When I was in my early 20s, I was way into dreams. Not on the level of analyzing them for meaning—smoking my Freud pipe or putting on my Jung specs—but just for crazy entertainment. I was a bit of a diarist on and off in those days, and I regularly wrote down any dream I could remember as soon as I woke up. I had read that writing down dreams actually promotes remembering them and that was certainly true for me. Reading the chronicle of the dream also allowed me to relive them to a degree.
Alas, it’s so many years since I foolishly destroyed my journals—all that embarrassing self-conscious drivel gone!—that I’ve lost touch with almost all my dreams from that period. Except for one from 1976 in which I was watching TV and seeing John Lennon’s casket lowered into the ground by British soldiers dressed in War of 1812 finery, as Walter Cronkite solemnly intoned something about Lennon’s tragic death. Prophetic? Nah, but it was haunting enough that I never forgot it.
Anyway, my Grateful Dead dreams in the post-GD era (I can’t honestly recall ones I had while the Dead were around, though I know I had several) tend to fall into one of two categories. One is depressingly similar to my dreaded college exam dream. I’m going to a Dead show and I have no idea where it is or how to get there. Maybe I have tickets, maybe I don’t. I remember one in which I was with a whole carful of friends and we were all mystified about how to find the venue where the band was playing. Are we even in the right town? In that particular dream, after many wrong turns and taking bad advice from strangers, we finally got to the place after the concert was over but while the main floor of the arena was still covered in the night’s trash. Yikes!
The cooler dreams are the ones where I actually get to experience a Dead show. Here’s one I had a few months ago that has stuck with me (and inspired me to write this). I’m going to a Dead show at some large but remote outdoor locale. This one is taking place by a small lake surrounded by forests dotted with colorful medieval tents. (It is not a coincidence that I had this dream the night after watching an episode of HBO’s Game of Thrones.) The next thing I know, I’m at the show, dancing on a blanket with some pals, and I’m very excited because the band is playing a new song no one has ever heard before. Garcia is wailing on guitar and he and Brent are exchanging smiles. (Most of my modern Dead dreams are the Brent GD for some reason—probably because I saw more shows by that group than any other configuration.)
Then they play a couple of cover tunes they’ve never tried before and the crowd goes nuts. What songs were they? Well, here’s where it gets strange.
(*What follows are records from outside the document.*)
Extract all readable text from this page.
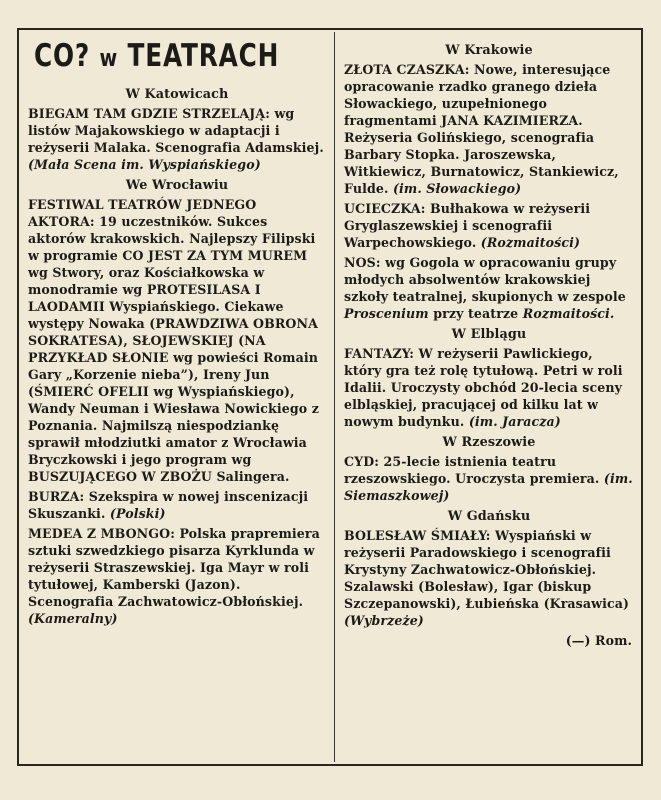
CO? w TEATRACH
W Katowicach
BIEGAM TAM GDZIE STRZELAJĄ: wg listów Majakowskiego w adaptacji i reżyserii Malaka. Scenografia Adamskiej. (Mała Scena im. Wyspiańskiego)
We Wrocławiu
FESTIWAL TEATRÓW JEDNEGO AKTORA: 19 uczestników. Sukces aktorów krakowskich. Najlepszy Filipski w programie CO JEST ZA TYM MUREM wg Stwory, oraz Kościałkowska w monodramie wg PROTESILASA I LAODAMII Wyspiańskiego. Ciekawe występy Nowaka (PRAWDZIWA OBRONA SOKRATESA), SŁOJEWSKIEJ (NA PRZYKŁAD SŁONIE wg powieści Romain Gary „Korzenie nieba”), Ireny Jun (ŚMIERĆ OFELII wg Wyspiańskiego), Wandy Neuman i Wiesława Nowickiego z Poznania. Najmilszą niespodziankę sprawił młodziutki amator z Wrocławia Bryczkowski i jego program wg BUSZUJĄCEGO W ZBOŻU Salingera.
BURZA: Szekspira w nowej inscenizacji Skuszanki. (Polski)
MEDEA Z MBONGO: Polska prapremiera sztuki szwedzkiego pisarza Kyrklunda w reżyserii Straszewskiej. Iga Mayr w roli tytułowej, Kamberski (Jazon). Scenografia Zachwatowicz-Obłońskiej. (Kameralny)
W Krakowie
ZŁOTA CZASZKA: Nowe, interesujące opracowanie rzadko granego dzieła Słowackiego, uzupełnionego fragmentami JANA KAZIMIERZA. Reżyseria Golińskiego, scenografia Barbary Stopka. Jaroszewska, Witkiewicz, Burnatowicz, Stankiewicz, Fulde. (im. Słowackiego)
UCIECZKA: Bułhakowa w reżyserii Gryglaszewskiej i scenografii Warpechowskiego. (Rozmaitości)
NOS: wg Gogola w opracowaniu grupy młodych absolwentów krakowskiej szkoły teatralnej, skupionych w zespole Proscenium przy teatrze Rozmaitości.
W Elblągu
FANTAZY: W reżyserii Pawlickiego, który gra też rolę tytułową. Petri w roli Idalii. Uroczysty obchód 20-lecia sceny elbląskiej, pracującej od kilku lat w nowym budynku. (im. Jaracza)
W Rzeszowie
CYD: 25-lecie istnienia teatru rzeszowskiego. Uroczysta premiera. (im. Siemaszkowej)
W Gdańsku
BOLESŁAW ŚMIAŁY: Wyspiański w reżyserii Paradowskiego i scenografii Krystyny Zachwatowicz-Obłońskiej. Szalawski (Bolesław), Igar (biskup Szczepanowski), Łubieńska (Krasawica) (Wybrzeże)
(—) Rom.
During the set break, I’m in one of the tents backstage (oh, I’m so important!), and I see a piece of parchment on a table. I write down the songs with a quill pen. Someone asks what I’m doing and I reply: “I know I’m asleep, so I’m writing down the songs, so that when I wake up I’ll know what they were.” Now, that’s thinkin’ ahead, BJ! And sure enough, I remember writing them down in the dream.
Needless to say, as soon as I woke up in the morning after this dream, I recalled many aspects of the dream, but not whatever I had written down. Take my word for it, though, it was awesome! And this wasn’t the first time I’d had that sort of dream—where I’m determined to remember the uniqueness of a song or a jam … “and it just slips away, when I try-y-y.”
Oh, well. Maybe next time.
Meanwhile, I’m wondering why a smiling Phil Lesh showed up in one of my dreams the other night wearing a worn, very cheap-looking tiger costume, with drawn-on whiskers streaking his cheeks. Muy strange-o!
Any of you folks have Grateful Dead dreams to share?